Other functions for reading

These functions are notcinBut can also be used to read input.

Gets() function

gets()The function can read until a newline character or the end of a file is encountered. There is no upper limit on its reading, so the buffer must be large enough. It does not leave line breaks in the buffer. It is a library function of C language. Use as follows:

#include <iostream>

int main(void)
{
    using namespace std;

    char arr1[100] {0};
    gets(arr1);
    cout << arr1 << endl;

    system("pause");
    return 0;
}

Getchar() function

getchar()Read a character and return, can read white space, encountered newline character stop. Line breaks at the end are also handled.

#include <iostream>

int main(void)
{
    using namespace std;

    char c;
    c = getchar();
    cout << c << endl;

    system("pause");
    return 0;
}

Getline() function

getline()The function reads a whole line in thestdThe global function in the namespace.
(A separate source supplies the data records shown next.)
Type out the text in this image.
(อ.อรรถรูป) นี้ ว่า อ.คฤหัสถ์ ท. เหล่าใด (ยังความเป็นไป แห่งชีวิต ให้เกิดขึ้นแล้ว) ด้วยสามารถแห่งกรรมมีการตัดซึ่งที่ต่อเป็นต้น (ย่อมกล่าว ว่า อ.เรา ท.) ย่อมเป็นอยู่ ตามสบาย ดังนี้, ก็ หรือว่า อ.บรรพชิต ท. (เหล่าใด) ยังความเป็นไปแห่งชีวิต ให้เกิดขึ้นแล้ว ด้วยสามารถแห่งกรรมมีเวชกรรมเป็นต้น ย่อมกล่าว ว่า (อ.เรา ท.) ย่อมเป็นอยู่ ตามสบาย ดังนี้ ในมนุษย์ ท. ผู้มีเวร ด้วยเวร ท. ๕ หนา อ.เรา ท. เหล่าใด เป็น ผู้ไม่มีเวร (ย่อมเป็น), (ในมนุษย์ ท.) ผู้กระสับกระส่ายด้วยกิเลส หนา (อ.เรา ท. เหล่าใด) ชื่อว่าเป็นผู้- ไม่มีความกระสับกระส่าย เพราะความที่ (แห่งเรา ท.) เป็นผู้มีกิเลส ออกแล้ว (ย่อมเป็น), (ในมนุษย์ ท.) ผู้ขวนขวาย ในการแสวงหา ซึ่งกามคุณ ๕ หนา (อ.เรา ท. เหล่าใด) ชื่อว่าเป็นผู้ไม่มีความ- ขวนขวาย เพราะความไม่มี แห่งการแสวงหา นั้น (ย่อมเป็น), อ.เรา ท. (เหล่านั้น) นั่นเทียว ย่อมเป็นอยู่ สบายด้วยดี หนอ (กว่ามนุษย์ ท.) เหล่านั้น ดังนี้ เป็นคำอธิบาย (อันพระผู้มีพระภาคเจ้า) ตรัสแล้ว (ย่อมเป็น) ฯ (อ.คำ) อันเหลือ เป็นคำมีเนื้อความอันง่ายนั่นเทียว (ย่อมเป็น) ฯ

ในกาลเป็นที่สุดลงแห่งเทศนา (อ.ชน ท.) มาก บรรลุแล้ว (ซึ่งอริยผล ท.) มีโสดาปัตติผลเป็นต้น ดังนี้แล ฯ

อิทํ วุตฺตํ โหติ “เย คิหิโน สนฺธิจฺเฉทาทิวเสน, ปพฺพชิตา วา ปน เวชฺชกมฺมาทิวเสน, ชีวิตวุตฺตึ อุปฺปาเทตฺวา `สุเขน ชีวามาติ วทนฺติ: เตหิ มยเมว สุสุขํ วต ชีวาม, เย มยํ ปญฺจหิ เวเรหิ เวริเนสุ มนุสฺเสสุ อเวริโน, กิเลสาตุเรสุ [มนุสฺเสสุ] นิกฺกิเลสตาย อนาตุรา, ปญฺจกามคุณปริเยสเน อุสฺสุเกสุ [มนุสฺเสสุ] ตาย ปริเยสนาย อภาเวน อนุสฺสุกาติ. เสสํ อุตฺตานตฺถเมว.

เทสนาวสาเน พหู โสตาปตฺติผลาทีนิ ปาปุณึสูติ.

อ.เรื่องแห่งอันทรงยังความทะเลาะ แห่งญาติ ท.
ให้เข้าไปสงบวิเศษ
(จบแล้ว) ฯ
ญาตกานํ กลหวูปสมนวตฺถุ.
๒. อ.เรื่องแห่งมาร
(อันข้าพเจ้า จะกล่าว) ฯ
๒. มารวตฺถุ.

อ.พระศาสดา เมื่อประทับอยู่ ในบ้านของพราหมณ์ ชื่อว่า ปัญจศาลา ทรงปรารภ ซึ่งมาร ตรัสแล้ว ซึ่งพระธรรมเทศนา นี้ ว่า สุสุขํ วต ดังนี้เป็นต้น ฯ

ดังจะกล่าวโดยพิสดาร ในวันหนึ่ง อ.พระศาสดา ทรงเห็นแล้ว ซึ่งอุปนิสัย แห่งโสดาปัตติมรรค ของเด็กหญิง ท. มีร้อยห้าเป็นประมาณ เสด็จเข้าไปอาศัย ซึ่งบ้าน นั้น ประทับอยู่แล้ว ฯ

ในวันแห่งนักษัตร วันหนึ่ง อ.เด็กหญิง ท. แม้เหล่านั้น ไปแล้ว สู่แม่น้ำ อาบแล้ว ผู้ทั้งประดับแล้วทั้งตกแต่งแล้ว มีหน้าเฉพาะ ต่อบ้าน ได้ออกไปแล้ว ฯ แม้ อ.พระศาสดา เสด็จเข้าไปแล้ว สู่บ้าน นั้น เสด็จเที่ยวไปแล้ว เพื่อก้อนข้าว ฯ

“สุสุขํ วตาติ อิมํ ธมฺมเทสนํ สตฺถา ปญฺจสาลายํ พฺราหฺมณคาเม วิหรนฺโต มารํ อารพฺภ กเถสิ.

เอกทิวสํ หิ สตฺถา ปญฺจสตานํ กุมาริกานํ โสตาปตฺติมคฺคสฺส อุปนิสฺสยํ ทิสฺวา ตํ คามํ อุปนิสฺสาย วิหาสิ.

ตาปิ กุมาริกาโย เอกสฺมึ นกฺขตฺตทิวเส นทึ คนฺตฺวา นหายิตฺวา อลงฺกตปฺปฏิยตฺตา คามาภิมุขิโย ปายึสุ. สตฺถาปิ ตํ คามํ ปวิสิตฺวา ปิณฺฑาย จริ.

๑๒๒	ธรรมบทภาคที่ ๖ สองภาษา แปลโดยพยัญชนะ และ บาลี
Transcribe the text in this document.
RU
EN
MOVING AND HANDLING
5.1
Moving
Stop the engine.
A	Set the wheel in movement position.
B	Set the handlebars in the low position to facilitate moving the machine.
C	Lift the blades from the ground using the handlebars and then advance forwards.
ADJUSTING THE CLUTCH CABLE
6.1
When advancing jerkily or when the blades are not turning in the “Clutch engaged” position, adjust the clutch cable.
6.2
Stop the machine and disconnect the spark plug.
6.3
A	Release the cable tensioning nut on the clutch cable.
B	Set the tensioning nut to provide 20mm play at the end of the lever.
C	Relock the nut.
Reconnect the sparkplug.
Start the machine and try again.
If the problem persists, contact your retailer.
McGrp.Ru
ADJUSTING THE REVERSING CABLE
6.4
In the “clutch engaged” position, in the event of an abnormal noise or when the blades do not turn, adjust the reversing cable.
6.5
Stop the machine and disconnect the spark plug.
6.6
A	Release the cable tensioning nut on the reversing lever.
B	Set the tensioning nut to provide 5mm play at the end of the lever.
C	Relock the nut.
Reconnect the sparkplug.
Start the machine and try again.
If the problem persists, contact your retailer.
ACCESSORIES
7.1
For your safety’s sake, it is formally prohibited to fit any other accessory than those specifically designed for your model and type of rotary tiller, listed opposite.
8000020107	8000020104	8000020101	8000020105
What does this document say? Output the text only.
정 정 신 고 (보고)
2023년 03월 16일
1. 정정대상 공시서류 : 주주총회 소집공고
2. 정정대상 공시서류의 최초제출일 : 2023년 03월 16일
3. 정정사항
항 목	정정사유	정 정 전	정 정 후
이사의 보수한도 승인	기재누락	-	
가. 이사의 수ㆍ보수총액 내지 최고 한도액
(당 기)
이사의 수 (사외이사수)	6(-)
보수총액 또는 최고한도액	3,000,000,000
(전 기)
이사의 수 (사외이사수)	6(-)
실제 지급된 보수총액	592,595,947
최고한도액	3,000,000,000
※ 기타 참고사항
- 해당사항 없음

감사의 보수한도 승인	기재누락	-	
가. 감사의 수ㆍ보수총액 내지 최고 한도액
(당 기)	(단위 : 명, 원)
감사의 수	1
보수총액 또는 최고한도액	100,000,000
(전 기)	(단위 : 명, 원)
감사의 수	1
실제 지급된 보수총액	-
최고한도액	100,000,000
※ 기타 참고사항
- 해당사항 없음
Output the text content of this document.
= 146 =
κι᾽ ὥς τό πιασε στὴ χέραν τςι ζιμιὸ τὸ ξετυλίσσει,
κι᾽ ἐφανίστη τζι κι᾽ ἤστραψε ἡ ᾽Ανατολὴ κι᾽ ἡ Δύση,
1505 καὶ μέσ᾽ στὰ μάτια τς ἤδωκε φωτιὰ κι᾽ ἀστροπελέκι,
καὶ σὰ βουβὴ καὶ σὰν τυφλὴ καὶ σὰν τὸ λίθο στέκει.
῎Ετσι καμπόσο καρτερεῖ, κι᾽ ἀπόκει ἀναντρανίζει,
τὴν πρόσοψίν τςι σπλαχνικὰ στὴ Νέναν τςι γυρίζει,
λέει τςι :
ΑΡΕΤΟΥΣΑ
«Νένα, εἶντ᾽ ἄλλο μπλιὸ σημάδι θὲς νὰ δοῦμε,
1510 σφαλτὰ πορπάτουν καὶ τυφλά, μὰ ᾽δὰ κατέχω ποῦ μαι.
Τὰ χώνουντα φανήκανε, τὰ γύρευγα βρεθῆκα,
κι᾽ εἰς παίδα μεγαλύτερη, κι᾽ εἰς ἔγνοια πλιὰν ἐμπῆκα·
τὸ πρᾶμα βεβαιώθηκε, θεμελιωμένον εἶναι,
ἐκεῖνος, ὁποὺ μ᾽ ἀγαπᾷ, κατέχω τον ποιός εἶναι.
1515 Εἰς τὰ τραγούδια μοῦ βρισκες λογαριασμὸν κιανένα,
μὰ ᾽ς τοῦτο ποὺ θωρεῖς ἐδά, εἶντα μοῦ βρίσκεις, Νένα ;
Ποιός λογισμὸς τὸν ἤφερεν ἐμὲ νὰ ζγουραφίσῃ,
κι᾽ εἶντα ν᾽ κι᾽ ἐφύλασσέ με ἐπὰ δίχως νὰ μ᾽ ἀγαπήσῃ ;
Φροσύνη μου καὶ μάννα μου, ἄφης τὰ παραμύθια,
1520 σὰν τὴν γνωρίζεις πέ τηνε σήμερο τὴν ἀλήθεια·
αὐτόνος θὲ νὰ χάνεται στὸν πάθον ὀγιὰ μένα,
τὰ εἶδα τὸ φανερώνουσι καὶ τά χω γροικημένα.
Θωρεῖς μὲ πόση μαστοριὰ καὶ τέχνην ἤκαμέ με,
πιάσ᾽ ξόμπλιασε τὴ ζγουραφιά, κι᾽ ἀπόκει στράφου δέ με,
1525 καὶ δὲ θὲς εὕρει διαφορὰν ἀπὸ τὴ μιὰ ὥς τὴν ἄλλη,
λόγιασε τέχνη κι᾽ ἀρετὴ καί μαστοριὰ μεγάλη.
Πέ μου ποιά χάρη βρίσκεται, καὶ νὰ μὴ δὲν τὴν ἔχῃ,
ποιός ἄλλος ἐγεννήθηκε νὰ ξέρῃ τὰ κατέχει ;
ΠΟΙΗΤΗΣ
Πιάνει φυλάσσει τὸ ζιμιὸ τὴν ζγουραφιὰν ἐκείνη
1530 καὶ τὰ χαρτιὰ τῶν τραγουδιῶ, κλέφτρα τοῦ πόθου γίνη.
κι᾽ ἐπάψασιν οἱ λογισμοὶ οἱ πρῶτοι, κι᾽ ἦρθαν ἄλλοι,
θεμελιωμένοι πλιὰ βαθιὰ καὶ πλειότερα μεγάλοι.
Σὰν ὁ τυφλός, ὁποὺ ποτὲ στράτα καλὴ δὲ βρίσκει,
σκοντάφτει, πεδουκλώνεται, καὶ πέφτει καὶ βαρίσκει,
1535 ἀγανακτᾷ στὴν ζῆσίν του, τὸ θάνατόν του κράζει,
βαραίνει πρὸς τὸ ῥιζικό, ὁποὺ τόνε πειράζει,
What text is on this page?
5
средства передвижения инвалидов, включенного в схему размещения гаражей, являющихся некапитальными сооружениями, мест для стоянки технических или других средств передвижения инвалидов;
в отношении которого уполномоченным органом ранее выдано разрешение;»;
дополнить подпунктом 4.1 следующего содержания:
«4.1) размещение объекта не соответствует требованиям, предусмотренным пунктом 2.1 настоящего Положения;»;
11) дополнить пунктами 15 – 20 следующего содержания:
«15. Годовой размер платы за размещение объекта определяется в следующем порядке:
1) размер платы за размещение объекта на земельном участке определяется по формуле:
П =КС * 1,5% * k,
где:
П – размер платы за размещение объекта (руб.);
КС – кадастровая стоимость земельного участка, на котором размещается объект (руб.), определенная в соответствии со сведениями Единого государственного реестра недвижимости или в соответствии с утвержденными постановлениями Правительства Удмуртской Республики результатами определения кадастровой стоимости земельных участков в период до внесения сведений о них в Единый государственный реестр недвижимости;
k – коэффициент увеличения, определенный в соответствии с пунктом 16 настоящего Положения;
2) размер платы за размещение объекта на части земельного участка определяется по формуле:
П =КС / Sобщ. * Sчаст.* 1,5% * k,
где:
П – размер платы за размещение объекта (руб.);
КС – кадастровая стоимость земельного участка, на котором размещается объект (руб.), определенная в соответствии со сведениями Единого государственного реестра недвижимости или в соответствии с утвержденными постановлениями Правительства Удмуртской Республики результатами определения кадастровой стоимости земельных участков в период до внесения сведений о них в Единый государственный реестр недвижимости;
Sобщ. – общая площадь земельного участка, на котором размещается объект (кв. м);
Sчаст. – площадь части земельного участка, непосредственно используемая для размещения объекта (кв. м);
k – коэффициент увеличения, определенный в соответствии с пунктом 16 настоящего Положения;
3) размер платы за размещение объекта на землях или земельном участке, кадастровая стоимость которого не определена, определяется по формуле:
The parameters of this function use thestringType, so the declaration is in<string>Header file.
getline()Read a line from a standard input device and end when one of the following three situations occurs:

  1. End of file EOF.
  2. Row separator encountered.
  3. Input to the maximum.

There are two overloaded versions of this function:

Istream & getline (istream & is, string & STR); // lines are separated by newline character by default
Istream & getline (istream & is, string & STR, char delim); // specifies the separator

For example, the following code:

#include <iostream>

int main(void)
{
    using namespace std;
    
    while(true)
    {
        string str;
        getline(cin, str);
        cout << str << endl;
    }
    system("pause");
    return 0;
}

getline()When the function encounters the terminator, it will read the terminator into the specified string, and then replace the terminator with a null character.